If you're interested, though, here are some resources on classism compiled by [personal profile] wrdnrd.
doyle: tardis (Default)

[personal profile] doyle 2010-06-18 07:21 pm (UTC)(link)
I'm utterly unqualified to talk about class in America (though from a 'culchie' - redneck, I suppose - rural Northern Irish background I've gritted my teeth through "you're from [region]? But you're so articulate!" from various people throughout my academic career) - but on this point:

Think about RTD writing Martha Jones calling Rose Tyler a chav.

- did you mean Cassandra, or am I being very dense and missing that this is a hypothetical situation rather than something that actually happened?
doyle: sarah jane smith (dw - sarah jane)

[personal profile] doyle 2010-06-18 07:40 pm (UTC)(link)
I have very little to go on because my knowledge comes from American culture comes from American TV and movies, which very rarely mention anything about class. That said, an episode of The Fresh Prince of Bel Air I caught last week had an English character explaining to an American character the concept of social class as distinct from one's current wealth (the example given is that a housekeeper who wins the lottery is still working class, and a deposed queen who's completely penniless is still upper class), and it's presented as a baffling difference/gap of understanding between cultures.
alchemy: Raja (Default)

[personal profile] alchemy 2010-06-18 09:45 pm (UTC)(link)
As I've mentioned, I definitely feel that the SPN debacle is symptomatic of a bigger issue in fandom, wherein we tend to bury our heads in the sand and forget that not everyone is as knowledgeable nor aware of things like privilege. But you're right that that in turn is symptomatic of a much broader issue that the U.S. has been carrying since…well, its inception, really.

That fanworks might include these tropes and stereotypes is upsetting and distasteful but not particularly surprising, given that they're informed by the media, and the entertainment industry even now clings doggedly to its white superiority complex. Most people in the US, I think, go to films or watch television shows wherein the white savior swoops in and saves the day for the noble but childlike natives, and it never occurs to them that there is any problem with it because our entertainment is so incredibly rife with these same tropes; because all we see is white, all the time; because the people in Hollywood want to seem progressive, but Hollywood itself is little different now than it was fifty years ago.

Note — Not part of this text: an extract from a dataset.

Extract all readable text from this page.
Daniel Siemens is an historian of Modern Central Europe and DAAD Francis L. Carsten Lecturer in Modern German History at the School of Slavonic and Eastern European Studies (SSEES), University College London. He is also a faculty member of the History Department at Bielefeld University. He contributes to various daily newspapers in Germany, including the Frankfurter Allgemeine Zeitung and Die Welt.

Ultimately, I don't know what to do about it, either, aside from conscientiously and carefully educating the people around me as best I can from my inherently privileged position. Just in the past five years or so I've learned a tremendous amount about that privilege and how it affects myself and others, and most of that is owing to other people talking about it. So yeah, I also definitely agree that continuing a dialog is important.